An ant's head is its most distinctive feature. Located on the ants head is most of the organs responsible for sensory perception, as well as the ants primary means of interacting with its environment. Due to the highly precise nature of these tasks and the highly varying natural histories of different species, the head of one ant can look exceedingly different from that of another. Accordingly, the ant head is quite often most telling for a taxonomist.
The ant head is composed of three major parts, the eyes, the antennae, and the mouth parts, all of which are contained in or attached to the cranium.
The ants that have eyes generally have two varieties. The first is the compound eyes, which is situated laterally, and are often visible to our naked eye. The compound eye is composed of many ommatidia, which are in turn composed of several layers. These layers include, from the external to internal, Cornea which serves as the lens, the Coneagen Layer, which is a single layer of cells responsible for excreting the cornea, the retina which is responsible for converting the light stimulus to nervous impulse, and lastly the central nervous connections. The number of ommatidia that an ant may possess in a single lateral eye can be as great as 1,200 in the male of Formica pratensis, to 1 in the eye of workers of Ponera punctatissima, to zero in the worker of the African driver ant. The second type of eye is the ocelli, or simple eye. Most ants have three such eyes on the vertex of the cranium, placed in a triangle. The ocelli are of a different construction from the compound eyes, a fact that is thought by some to indicate that ocelli are ancient structures, evolved long before compound eyes. Ants that have no compound eyes generally do not have ocelli either.
The antennae are by far the ant's most important sensory input devices. They are multi-jointed, with the first segment comprising the scape, while the remaining segments comprise the funiculas. The first segment, the scape, is elongated in females. The multiple joints of the funiculas can be uniform in size, however the terminal joint is often elongated and club shaped. Under magnification one can see that sensory apparatus are located on the last two segments. These apparatus are responsible for both tactile and olfactory perception. It is for tactile perception that the last two segments of the antennae are covered in hairs. Also visible on the antennae are the four olfactory receptors: the Clubs of Fovel, the Clubs Lining the Elliptical Pits, the Champagne Cork Organs of Fovel, and the Flask Shaped Organs of Lubbock and Fovel. The Clubs of Fovel are slight pits which contain hairs separated by a very thin chitinous layer from their accompanying nerve cell. This nerve cell is very sensitive, and can be triggered by as little as a single pheromone molecule. The Clubs of Fovel also secret a substance that is in function analogous to the saliva that coats our tongues. Without the mucus analogue the ant could not 'smell.' The other three olfactory receptors are similar to the Clubs of Fovel, with structural modifications like the internalization of the hair and the deepening of the pit.

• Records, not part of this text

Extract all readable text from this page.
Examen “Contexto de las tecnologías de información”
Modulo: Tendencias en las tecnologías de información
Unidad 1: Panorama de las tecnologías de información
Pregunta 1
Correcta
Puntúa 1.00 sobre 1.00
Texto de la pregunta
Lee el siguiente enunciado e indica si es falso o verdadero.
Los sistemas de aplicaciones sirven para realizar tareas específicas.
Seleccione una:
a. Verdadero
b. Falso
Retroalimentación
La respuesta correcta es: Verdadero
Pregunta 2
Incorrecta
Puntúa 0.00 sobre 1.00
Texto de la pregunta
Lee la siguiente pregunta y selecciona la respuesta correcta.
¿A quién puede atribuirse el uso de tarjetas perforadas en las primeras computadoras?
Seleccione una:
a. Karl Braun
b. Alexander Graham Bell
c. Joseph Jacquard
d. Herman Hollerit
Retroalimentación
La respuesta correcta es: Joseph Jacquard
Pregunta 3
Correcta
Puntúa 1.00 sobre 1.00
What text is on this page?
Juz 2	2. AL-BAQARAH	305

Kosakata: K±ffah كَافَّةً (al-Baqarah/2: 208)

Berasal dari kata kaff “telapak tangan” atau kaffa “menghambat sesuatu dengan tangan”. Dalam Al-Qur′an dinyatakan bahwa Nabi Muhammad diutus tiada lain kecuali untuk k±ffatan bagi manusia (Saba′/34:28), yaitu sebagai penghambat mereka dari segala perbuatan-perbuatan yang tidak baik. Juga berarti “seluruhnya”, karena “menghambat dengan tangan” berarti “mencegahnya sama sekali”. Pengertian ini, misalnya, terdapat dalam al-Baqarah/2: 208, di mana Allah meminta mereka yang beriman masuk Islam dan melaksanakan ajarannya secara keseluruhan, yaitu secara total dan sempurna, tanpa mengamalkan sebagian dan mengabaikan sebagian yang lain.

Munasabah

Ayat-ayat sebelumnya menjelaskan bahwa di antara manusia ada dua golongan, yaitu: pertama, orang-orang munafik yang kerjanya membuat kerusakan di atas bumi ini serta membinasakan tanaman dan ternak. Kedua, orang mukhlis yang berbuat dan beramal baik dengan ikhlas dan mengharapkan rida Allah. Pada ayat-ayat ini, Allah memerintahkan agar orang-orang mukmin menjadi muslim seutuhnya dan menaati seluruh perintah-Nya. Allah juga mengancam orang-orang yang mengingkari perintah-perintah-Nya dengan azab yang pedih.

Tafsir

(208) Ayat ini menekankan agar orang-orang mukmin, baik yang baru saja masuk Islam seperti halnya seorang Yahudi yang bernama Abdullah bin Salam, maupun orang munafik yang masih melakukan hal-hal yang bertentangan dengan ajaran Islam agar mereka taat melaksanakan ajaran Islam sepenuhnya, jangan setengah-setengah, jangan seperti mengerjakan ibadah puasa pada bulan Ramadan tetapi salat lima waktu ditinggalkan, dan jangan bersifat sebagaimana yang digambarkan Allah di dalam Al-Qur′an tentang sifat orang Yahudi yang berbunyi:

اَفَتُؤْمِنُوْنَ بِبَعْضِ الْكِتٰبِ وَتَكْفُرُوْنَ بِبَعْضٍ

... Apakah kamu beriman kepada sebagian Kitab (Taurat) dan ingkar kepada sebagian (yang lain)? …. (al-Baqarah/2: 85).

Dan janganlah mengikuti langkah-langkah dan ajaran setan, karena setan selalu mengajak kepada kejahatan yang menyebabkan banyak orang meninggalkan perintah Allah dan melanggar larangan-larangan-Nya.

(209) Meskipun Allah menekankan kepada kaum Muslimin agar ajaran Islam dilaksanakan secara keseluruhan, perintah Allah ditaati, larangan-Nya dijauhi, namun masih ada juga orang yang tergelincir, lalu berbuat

The ants mouth can serve a tremendous number of purposes. Some of the extraordinary adaptations of the mouth include hunting and fighting, weaving, transport (many ants can transport water by holding single droplets in there mandibles using static pressure), and, in one extremely interesting case, for propulsion by a snapping of the mandibles at a very rapid pace against a solid object. The mouth is composed of the labrum, the mandibles, the maxillae, the labium, and the hypopharynx. The labrum functions as the ants upper lip, and is considered to be vestigial. The mandibles are the part most of us are familiar with, the working part of the mouth used for grasping. The mandibles of an ant, like all insects, open horizontally, however an ant's mandibles can open and close independently of the rest of the mouth parts, an adaptation rare in the insects. The mandibles take on many diverse shapes, and are the most specialized structure of the ant's morphology. The fastest moving biological structure known to man is the mandibles of the Odontomacus, which spring shut at an amazing 8.5 meters a second! The mandibles of an ant are similar to our hands; it is their means of interaction with the external world. The maxillae are a pair of acessory jaws. The are modified limbs, and appear as such. The labium are similar to our lower lip. The hypopharynx is the ant's tongue, and acts very much as ours does.